Sorafenib (SOR), a multi-kinase inhibitor for advanced hepatocellular carcinoma (HCC), has limited clinical application due to severe side effects and drug resistance. To overcome these challenges, we developed a bismuth-based nanomaterial (BOS) for thermal injury-assisted continuous targeted therapy in HCC. Initially, the mesoporous nanomaterial was loaded with SOR, forming the BOS@SOR nano-carrier system for drug delivery and controlled release. Notably, compared to targeted or photothermal therapy alone, the combination therapy using this nano-carrier system significantly impaired cell proliferation and increased apoptosis. In vivo efficacy evaluations demonstrated that BOS@SOR exhibited excellent biocompatibility, confirmed through hemolysis and biochemical analyses. Additionally, BOS@SOR enhanced contrast in computed tomography, aiding in the precise identification of HCC size and location. The photothermal therapeutic properties of bismuth further contributed to the synergistic anti-tumor activity of BOS@SOR, significantly reducing tumor growth in an orthotopic xenograft HCC model.

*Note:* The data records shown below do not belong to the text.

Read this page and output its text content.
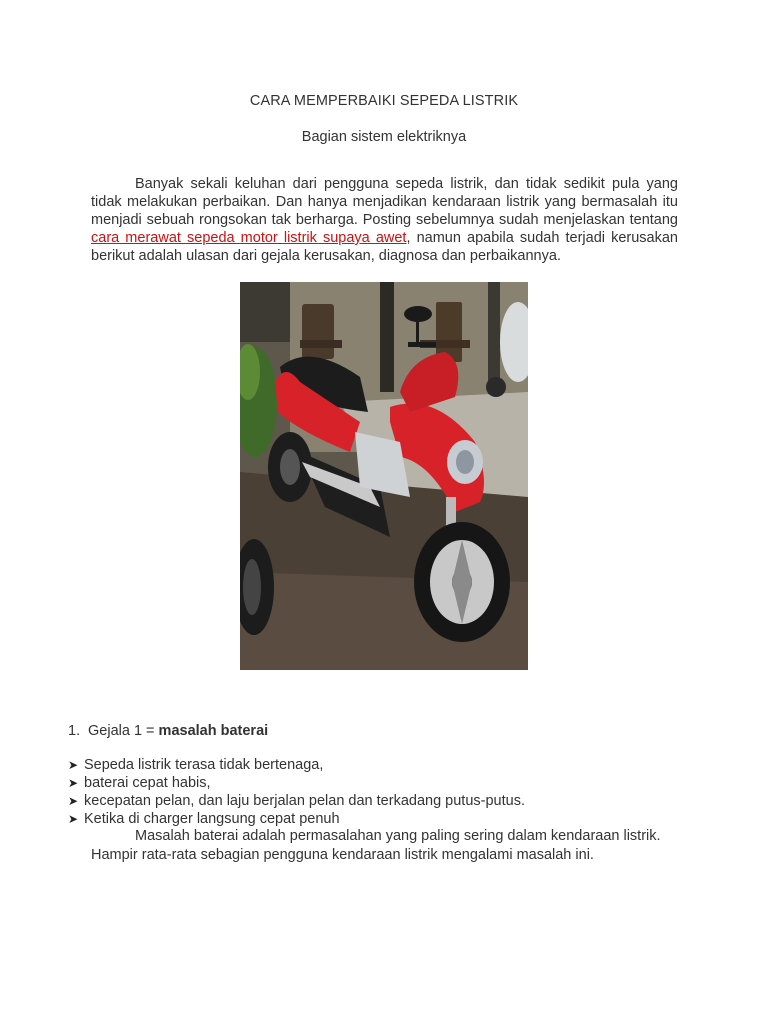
CARA MEMPERBAIKI SEPEDA LISTRIK
Bagian sistem elektriknya

Banyak sekali keluhan dari pengguna sepeda listrik, dan tidak sedikit pula yang tidak melakukan perbaikan. Dan hanya menjadikan kendaraan listrik yang bermasalah itu menjadi sebuah rongsokan tak berharga. Posting sebelumnya sudah menjelaskan tentang cara merawat sepeda motor listrik supaya awet, namun apabila sudah terjadi kerusakan berikut adalah ulasan dari gejala kerusakan, diagnosa dan perbaikannya.

1. Gejala 1 = masalah baterai
➤ Sepeda listrik terasa tidak bertenaga,
➤ baterai cepat habis,
➤ kecepatan pelan, dan laju berjalan pelan dan terkadang putus-putus.
➤ Ketika di charger langsung cepat penuh

Masalah baterai adalah permasalahan yang paling sering dalam kendaraan listrik. Hampir rata-rata sebagian pengguna kendaraan listrik mengalami masalah ini.
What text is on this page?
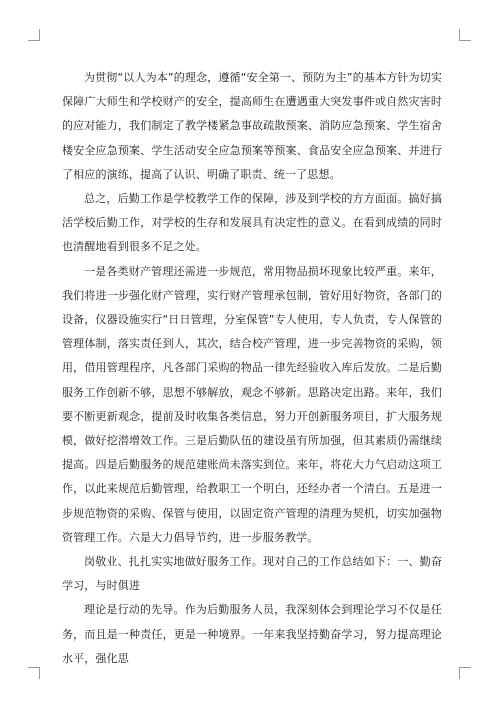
为贯彻“以人为本”的理念，遵循“安全第一、预防为主”的基本方针为切实保障广大师生和学校财产的安全，提高师生在遭遇重大突发事件或自然灾害时的应对能力，我们制定了教学楼紧急事故疏散预案、消防应急预案、学生宿舍楼安全应急预案、学生活动安全应急预案等预案、食品安全应急预案、并进行了相应的演练，提高了认识、明确了职责、统一了思想。

总之，后勤工作是学校教学工作的保障，涉及到学校的方方面面。搞好搞活学校后勤工作，对学校的生存和发展具有决定性的意义。在看到成绩的同时也清醒地看到很多不足之处。

一是各类财产管理还需进一步规范，常用物品损坏现象比较严重。来年，我们将进一步强化财产管理，实行财产管理承包制，管好用好物资，各部门的设备，仪器设施实行“日日管理，分室保管”专人使用，专人负责，专人保管的管理体制，落实责任到人，其次，结合校产管理，进一步完善物资的采购，领用，借用管理程序，凡各部门采购的物品一律先经验收入库后发放。二是后勤服务工作创新不够，思想不够解放，观念不够新。思路决定出路。来年，我们要不断更新观念，提前及时收集各类信息，努力开创新服务项目，扩大服务规模，做好挖潜增效工作。三是后勤队伍的建设虽有所加强，但其素质仍需继续提高。四是后勤服务的规范建账尚未落实到位。来年，将花大力气启动这项工作，以此来规范后勤管理，给教职工一个明白，还经办者一个清白。五是进一步规范物资的采购、保管与使用，以固定资产管理的清理为契机，切实加强物资管理工作。六是大力倡导节约，进一步服务教学。

岗敬业、扎扎实实地做好服务工作。现对自己的工作总结如下：一、勤奋学习，与时俱进

理论是行动的先导。作为后勤服务人员，我深刻体会到理论学习不仅是任务，而且是一种责任，更是一种境界。一年来我坚持勤奋学习，努力提高理论水平，强化思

Taken together, encapsulating SOR within a bismuth-based mesoporous nanomaterial creates a multifunctional and environmentally stable nanocomposite (BOS@SOR), enhancing the therapeutic effect of SOR and presenting an effective strategy for HCC treatment.

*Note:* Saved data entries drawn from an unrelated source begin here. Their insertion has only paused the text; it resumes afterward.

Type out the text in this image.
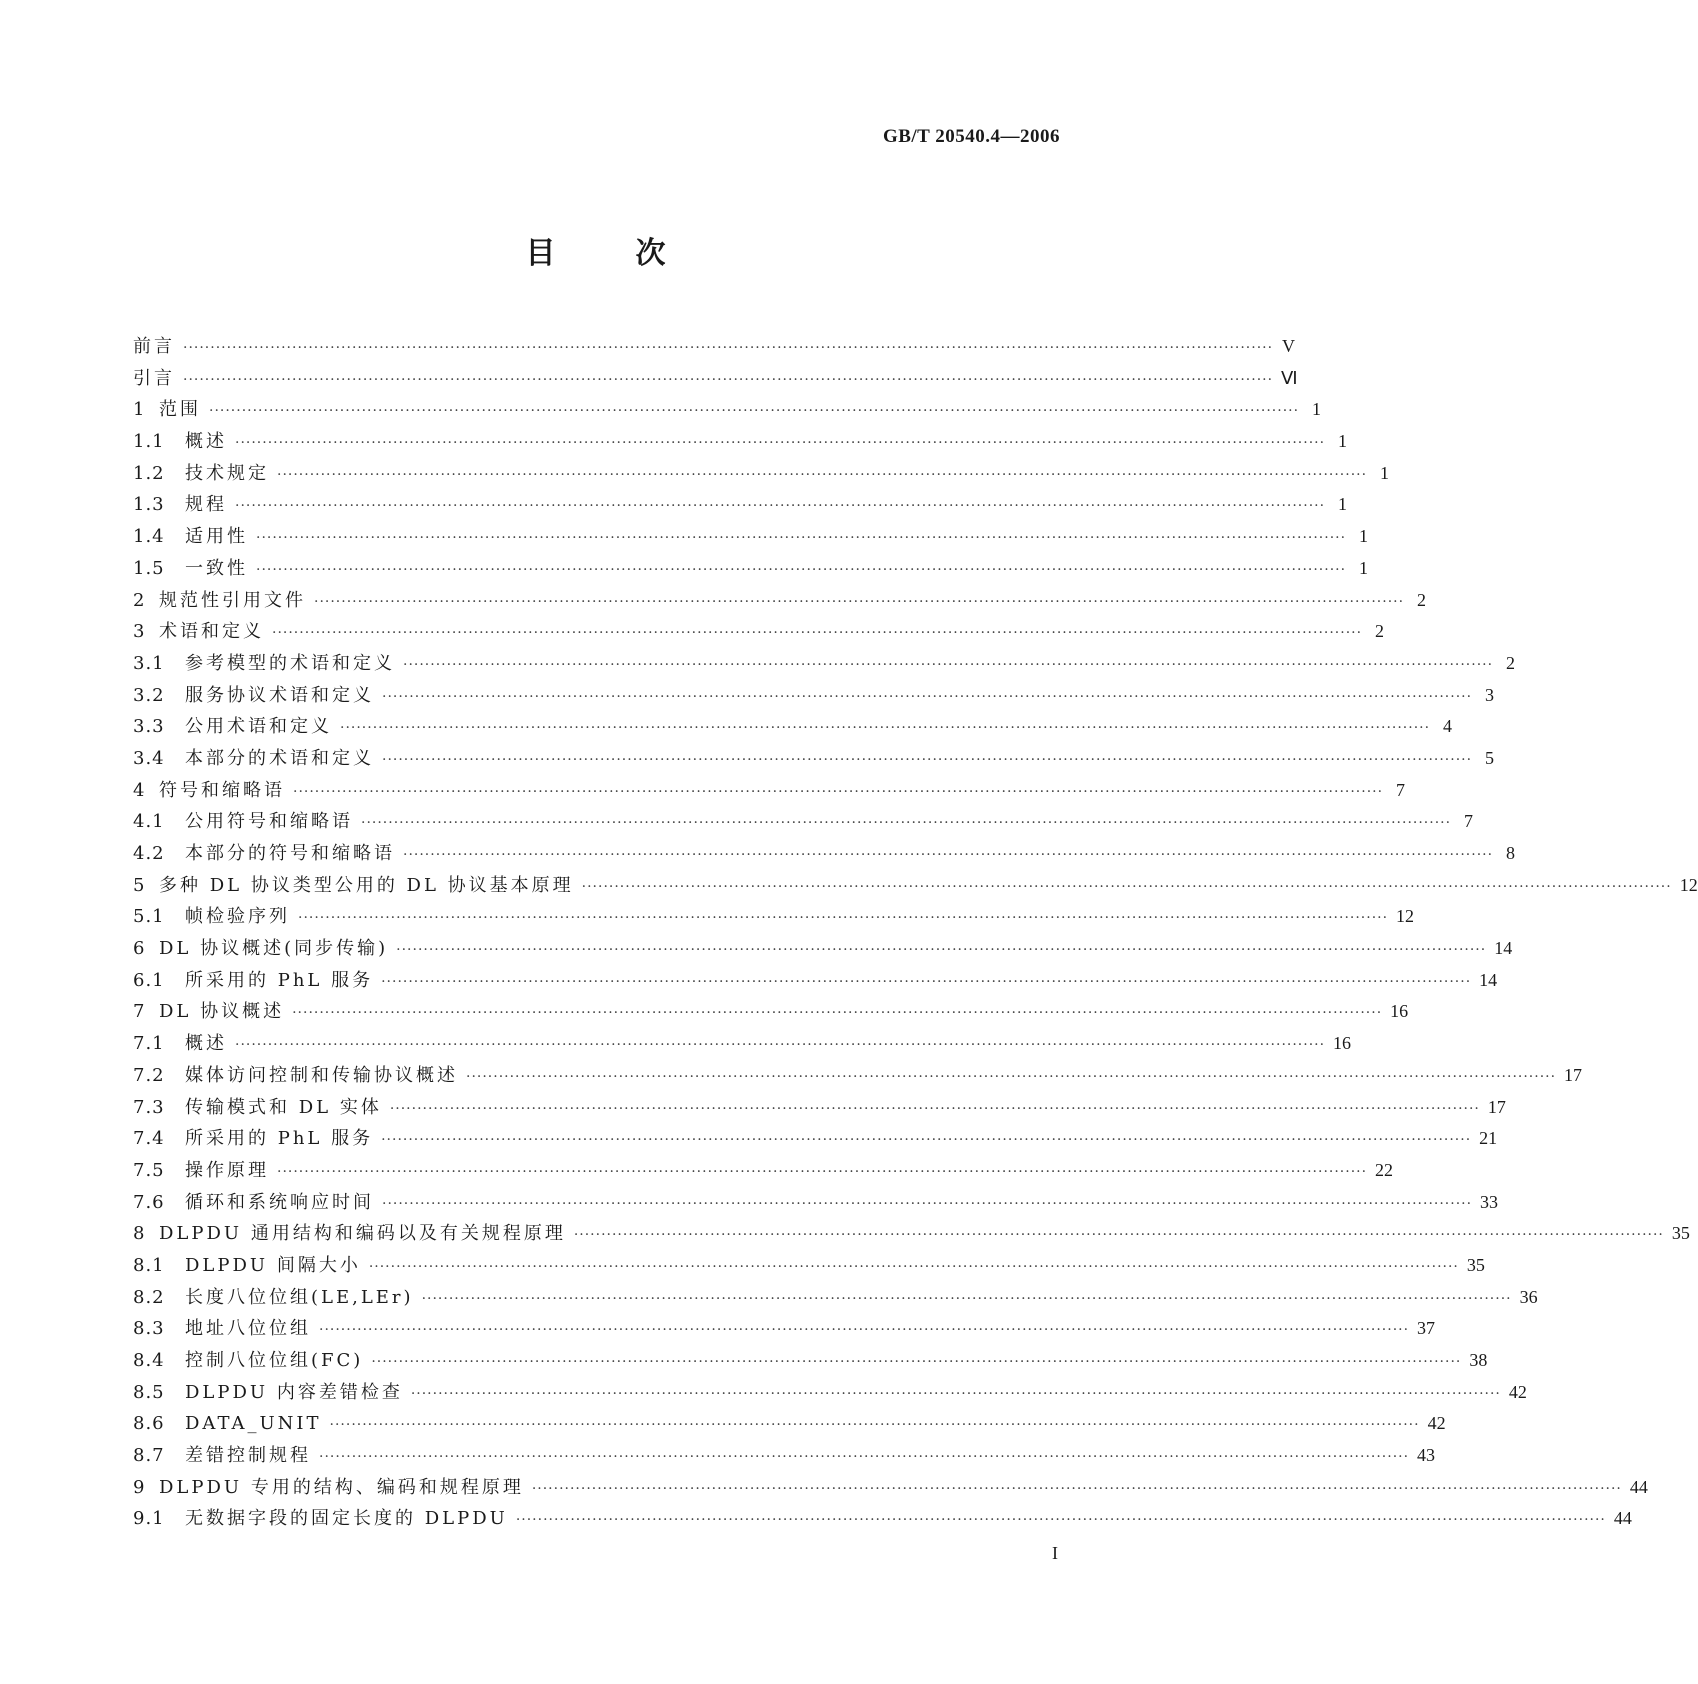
GB/T 20540.4—2006
目次
前言 ········································································································································································································ V
引言 ········································································································································································································ Ⅵ
1 范围 ········································································································································································································ 1
1.1	概述 ········································································································································································································ 1
1.2	技术规定 ········································································································································································································ 1
1.3	规程 ········································································································································································································ 1
1.4	适用性 ········································································································································································································ 1
1.5	一致性 ········································································································································································································ 1
2 规范性引用文件 ········································································································································································································ 2
3 术语和定义 ········································································································································································································ 2
3.1	参考模型的术语和定义 ········································································································································································································ 2
3.2	服务协议术语和定义 ········································································································································································································ 3
3.3	公用术语和定义 ········································································································································································································ 4
3.4	本部分的术语和定义 ········································································································································································································ 5
4 符号和缩略语 ········································································································································································································ 7
4.1	公用符号和缩略语 ········································································································································································································ 7
4.2	本部分的符号和缩略语 ········································································································································································································ 8
5 多种 DL 协议类型公用的 DL 协议基本原理 ········································································································································································································ 12
5.1	帧检验序列 ········································································································································································································ 12
6 DL 协议概述(同步传输) ········································································································································································································ 14
6.1	所采用的 PhL 服务 ········································································································································································································ 14
7 DL 协议概述 ········································································································································································································ 16
7.1	概述 ········································································································································································································ 16
7.2	媒体访问控制和传输协议概述 ········································································································································································································ 17
7.3	传输模式和 DL 实体 ········································································································································································································ 17
7.4	所采用的 PhL 服务 ········································································································································································································ 21
7.5	操作原理 ········································································································································································································ 22
7.6	循环和系统响应时间 ········································································································································································································ 33
8 DLPDU 通用结构和编码以及有关规程原理 ········································································································································································································ 35
8.1	DLPDU 间隔大小 ········································································································································································································ 35
8.2	长度八位位组(LE,LEr) ········································································································································································································ 36
8.3	地址八位位组 ········································································································································································································ 37
8.4	控制八位位组(FC) ········································································································································································································ 38
8.5	DLPDU 内容差错检查 ········································································································································································································ 42
8.6	DATA_UNIT ········································································································································································································ 42
8.7	差错控制规程 ········································································································································································································ 43
9 DLPDU 专用的结构、编码和规程原理 ········································································································································································································ 44
9.1	无数据字段的固定长度的 DLPDU ········································································································································································································ 44
I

铋基介孔纳米球携带索拉非尼,在正位肝细胞癌异种移植小鼠模型中用于协同光热和分子靶向治疗。
索拉非尼(SOR)是一种治疗晚期肝细胞癌(HCC)的多激酶抑制剂,但由于其严重的副作用和耐药性,其临床应用十分有限。为了克服这些挑战,我们开发了一种铋基纳米材料(BOS),用于热损伤辅助的 HCC 连续靶向治疗。首先,在介孔纳米材料中负载 SOR,形成 BOS@SOR 纳米载体系统,实现药物的输送和控释。值得注意的是,与单独的靶向治疗或光热治疗相比,利用这种纳米载体系统进行的联合治疗能显著抑制细胞增殖并增加细胞凋亡。体内疗效评估表明,BOS@SOR 具有良好的生物相容性,溶血和生化分析证实了这一点。此外,BOS@SOR 还增强了计算机断层扫描的对比度,有助于精确确定 HCC 的大小和位置。铋的光热治疗特性进一步促进了 BOS@SOR 的协同抗肿瘤活性,显著降低了正位异种移植 HCC 模型中肿瘤的生长。综上所述,将 SOR 包封在铋基介孔纳米材料中形成了一种多功能、环境稳定的纳米复合材料(BOS@SOR),增强了 SOR 的治疗效果,为 HCC 治疗提供了一种有效的策略。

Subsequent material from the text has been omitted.